After the News

by Hillary Brotherton

What you could not grasp by watching the news reports, was the smell. And now the stench of smoldering chemicals and metal has stayed with me so long: it burns my nose as I remember.

On the 28th floor of my office building in Times Square, my coworkers and I waited for the news. I had a special bottle of champagne that sat silently on the door of our division’s refrigerator, awaiting the breaking report. Several times a day, whenever I opened that door to get milk for my coffee, the bottle would rattle against the shelf and I would think that we would drink it someday soon, any day now, he would be captured. Under my desk were running shoes, a backpack filled with granola bars and bottles of water, and an envelope filled with hundred dollar bills. I rested my feet on the backpack while I worked. It reassured me.

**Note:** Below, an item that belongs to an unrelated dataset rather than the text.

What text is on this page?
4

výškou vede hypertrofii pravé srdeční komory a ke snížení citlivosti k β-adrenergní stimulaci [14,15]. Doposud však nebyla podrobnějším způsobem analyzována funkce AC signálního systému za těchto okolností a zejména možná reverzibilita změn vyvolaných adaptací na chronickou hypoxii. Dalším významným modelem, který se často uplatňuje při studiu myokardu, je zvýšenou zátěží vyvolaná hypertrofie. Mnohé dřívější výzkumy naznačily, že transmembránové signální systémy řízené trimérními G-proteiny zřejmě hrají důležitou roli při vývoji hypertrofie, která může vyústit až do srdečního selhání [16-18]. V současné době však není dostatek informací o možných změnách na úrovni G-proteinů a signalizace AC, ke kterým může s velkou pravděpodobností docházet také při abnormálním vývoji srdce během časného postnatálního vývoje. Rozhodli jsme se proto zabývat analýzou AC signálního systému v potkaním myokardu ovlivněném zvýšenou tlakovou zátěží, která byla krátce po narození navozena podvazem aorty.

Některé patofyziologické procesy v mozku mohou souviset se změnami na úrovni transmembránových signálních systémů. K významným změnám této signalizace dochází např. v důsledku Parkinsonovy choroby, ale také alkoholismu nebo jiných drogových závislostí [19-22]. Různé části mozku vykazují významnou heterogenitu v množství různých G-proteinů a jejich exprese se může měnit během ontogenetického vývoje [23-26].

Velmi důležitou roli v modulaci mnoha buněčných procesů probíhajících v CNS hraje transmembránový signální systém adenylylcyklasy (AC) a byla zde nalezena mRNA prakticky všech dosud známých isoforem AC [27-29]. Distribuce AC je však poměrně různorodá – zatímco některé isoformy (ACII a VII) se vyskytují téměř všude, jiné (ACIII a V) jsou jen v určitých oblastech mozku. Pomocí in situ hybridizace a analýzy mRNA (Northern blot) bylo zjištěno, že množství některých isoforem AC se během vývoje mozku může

Years passed. I left the office in Times Square and moved far away from the memories of danger. I forgot about falling buildings, terrorists and complex evacuation plans. Life moved on. And then yesterday the news finally came. I waited for the exhilaration, for a feeling of closure, for some sense of camaraderie with the college students celebrating on my television screen.

Instead the smell returned, filling my nostrils with its scorching burn. My feet remembered long-healed sores caused by a frantic run through Manhattan in stylish pumps. Stronger memories too, memos that fluttered innocently down my Brooklyn street, a coworker with just the beginnings of a pregnant belly, my roommate’s dramatic, investment-whiz lover, the sweet boy who sat next to me in my college finance class.

So I couldn’t even conjure up a smile. Instead I wrapped myself in my husband’s arms and had a good cry for my 25-year-old self. It was not the champagne toast that I wanted, but at last I knew this chapter had ended - even if the smell still lingers.

Is there a smell you associate with terror, with danger? Write the story of it.